CMP received prior approval from the town for a major upgrade of its substation on Power House Road. The project includes a widening of the transmission corridor from the substation to facilities in Harrison.

Board pay raise revisited

Voters at Town Meeting will be asked to approve a $500 pay raise for selectmen. Last year, the board voted to pay back the raises they received because it wasn’t made clear to either voters or the board that the budget included funds for a raise.

Selectman McHatton said the board had intended to clarify the situation by including it as a separate line item in the budget, but that never happened. Therefore, he said, the pay raise should be included in this year’s budget.

Chairman Doug Taft voted against a raise, saying that when board members returned the money last year, he thought that settled the matter.

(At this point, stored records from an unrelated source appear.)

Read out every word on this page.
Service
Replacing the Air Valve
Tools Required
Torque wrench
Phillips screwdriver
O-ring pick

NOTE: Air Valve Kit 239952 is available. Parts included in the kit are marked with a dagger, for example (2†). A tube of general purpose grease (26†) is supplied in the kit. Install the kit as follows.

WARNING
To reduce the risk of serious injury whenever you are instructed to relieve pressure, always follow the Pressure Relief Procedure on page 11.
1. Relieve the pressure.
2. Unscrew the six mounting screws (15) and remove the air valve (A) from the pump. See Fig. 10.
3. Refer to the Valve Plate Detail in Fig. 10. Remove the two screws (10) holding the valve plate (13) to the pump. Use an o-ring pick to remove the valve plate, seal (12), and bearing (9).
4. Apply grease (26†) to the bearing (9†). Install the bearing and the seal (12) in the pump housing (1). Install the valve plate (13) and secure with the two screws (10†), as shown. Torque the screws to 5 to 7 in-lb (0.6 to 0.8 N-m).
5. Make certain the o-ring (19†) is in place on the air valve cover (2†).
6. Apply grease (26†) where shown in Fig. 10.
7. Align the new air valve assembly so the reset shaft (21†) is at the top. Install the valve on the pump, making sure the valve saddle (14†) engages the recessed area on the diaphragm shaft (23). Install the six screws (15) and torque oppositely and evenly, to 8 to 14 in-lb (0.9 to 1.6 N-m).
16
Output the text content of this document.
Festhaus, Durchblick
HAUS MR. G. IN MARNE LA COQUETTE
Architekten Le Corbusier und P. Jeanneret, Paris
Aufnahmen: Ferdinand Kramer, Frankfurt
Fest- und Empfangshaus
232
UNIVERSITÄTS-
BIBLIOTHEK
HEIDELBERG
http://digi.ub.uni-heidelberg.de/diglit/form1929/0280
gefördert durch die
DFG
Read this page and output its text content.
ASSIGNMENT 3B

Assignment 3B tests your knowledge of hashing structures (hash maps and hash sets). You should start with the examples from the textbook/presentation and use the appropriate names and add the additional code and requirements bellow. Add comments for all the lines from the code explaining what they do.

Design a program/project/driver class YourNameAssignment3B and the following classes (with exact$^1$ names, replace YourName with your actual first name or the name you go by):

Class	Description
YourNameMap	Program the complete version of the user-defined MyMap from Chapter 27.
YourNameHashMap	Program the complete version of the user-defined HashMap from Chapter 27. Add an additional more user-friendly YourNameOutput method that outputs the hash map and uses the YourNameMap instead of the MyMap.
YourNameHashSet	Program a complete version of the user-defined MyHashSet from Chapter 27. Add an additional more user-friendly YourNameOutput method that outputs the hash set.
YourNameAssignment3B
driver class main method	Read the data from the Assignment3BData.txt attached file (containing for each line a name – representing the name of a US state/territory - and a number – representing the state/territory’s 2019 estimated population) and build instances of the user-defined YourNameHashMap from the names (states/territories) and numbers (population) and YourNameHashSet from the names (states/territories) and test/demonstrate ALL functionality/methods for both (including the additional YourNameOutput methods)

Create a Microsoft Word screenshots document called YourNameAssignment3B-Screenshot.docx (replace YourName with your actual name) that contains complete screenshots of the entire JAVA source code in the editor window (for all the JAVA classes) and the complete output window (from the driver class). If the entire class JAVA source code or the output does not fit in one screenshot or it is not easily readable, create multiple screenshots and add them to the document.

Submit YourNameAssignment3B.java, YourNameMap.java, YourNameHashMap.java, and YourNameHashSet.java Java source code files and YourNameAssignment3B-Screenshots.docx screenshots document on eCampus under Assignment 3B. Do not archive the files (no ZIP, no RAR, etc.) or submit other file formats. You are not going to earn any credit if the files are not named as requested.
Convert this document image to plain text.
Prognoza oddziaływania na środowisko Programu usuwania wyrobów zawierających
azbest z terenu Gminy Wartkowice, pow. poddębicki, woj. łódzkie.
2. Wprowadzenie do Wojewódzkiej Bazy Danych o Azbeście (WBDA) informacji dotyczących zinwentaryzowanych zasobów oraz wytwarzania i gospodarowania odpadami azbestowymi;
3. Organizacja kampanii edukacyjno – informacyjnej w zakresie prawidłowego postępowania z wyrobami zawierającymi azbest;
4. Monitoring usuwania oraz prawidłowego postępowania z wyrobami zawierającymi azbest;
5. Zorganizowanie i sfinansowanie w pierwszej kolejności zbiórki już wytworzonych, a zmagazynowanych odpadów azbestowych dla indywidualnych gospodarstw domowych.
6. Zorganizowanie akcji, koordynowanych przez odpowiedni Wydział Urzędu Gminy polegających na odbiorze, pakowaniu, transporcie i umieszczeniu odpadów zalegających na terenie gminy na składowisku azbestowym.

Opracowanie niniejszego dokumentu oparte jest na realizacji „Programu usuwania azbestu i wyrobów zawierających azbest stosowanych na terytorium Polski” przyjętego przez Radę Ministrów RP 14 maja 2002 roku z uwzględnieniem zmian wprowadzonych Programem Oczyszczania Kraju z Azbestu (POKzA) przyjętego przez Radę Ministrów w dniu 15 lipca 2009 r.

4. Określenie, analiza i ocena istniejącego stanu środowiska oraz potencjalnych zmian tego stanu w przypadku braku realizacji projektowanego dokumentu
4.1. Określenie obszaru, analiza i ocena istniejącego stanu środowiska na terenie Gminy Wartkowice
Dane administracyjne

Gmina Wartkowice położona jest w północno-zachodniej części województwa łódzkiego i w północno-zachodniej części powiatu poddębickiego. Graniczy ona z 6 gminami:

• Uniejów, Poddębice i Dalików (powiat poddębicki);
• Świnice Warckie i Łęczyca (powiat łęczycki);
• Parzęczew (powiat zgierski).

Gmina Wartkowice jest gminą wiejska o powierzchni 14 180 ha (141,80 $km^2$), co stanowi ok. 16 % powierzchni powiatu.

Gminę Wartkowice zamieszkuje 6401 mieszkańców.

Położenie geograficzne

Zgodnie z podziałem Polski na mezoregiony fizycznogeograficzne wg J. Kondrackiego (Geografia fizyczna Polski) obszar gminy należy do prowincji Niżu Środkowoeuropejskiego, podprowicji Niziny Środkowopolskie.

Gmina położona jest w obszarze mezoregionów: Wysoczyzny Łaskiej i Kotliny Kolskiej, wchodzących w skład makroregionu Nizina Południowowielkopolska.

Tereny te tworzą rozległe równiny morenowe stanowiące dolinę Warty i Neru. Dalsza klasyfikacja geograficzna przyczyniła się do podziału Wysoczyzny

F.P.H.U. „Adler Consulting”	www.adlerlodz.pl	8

But McHatton said the question of whether selectmen were deserving of a raise ought to be left up to the people to decide.

For many years, the compensation for a selectman has been $1,000 a year, with $1,500 allotted to the chairman of the board. The raises would bring the compensation rate to $1,500 and $2,000, respectively.

Town its own trash hauler?

The Recycling Committee has been researching the cost of leasing vehicles so that the town can haul its own trash to the ecomaine incinerator in Portland, thereby saving on the town’s solid waste disposal costs. They will present their report at the board’s next meeting on Tuesday, April 22, which begins at 5 p.m. in the Bridgton Municipal Complex.

Mack’s Place liquor license

Derrick and Matty Mack have opened a new restaurant in Bridgton called Mack’s Place at 224 Portland Road, and have been approved by selectmen for a new liquor license. They will open in the building that for years housed Lake Region House of Pizza until it was closed recently. The Macks are Bridgton residents.

Also given approval for a liquor license was Lake Region Caterers, who will provide the food and drinks at the Greater Bridgton Lakes Region Chamber of Commerce’s annual dinner on May 15 at Bridgton Academy.

FEMA storm policy

Bridgton Selectmen approved a resolution in support of the Maine Emergency Management Agency’s efforts to convince the Federal Emergency Management Agency to amend its storm policy by adding ice storms to the list of natural disasters qualifying for federal disaster assistance.

The resolution states that Bridgton, like other Maine towns, has experienced “extraordinary costly ice storm impacts to its road infrastructure as the result of the unabated winter storms” that occurred between Dec. 21, 2013 and Jan. 1, 2014. It disagreed with FEMA’s decision that costs of emergency road maintenance and repair by towns were ineligible under its Snow Assistance and Severe Winter Storm Policy 9523. The FEMA policy excludes sand, salt and snow and ice road treatment costs unless there is a near-record snowfall, according to the resolution.

The resolution states that it is “understandable” for FEMA to hold northern states to a higher standard to have a snowstorm qualify as a disaster. But it points out that FEMA policy in other disaster situations, such as hurricanes or floods, is to provide disaster assistance so that roads can be maintained during and after the storm for emergency vehicle access.

The resolution concludes by stating that Bridgton Selectmen will “engage other Maine municipalities in a united effort to bring national attention” to the fact that “the ice storm damages experienced in these communities are very real and are worthy of their support and attention.”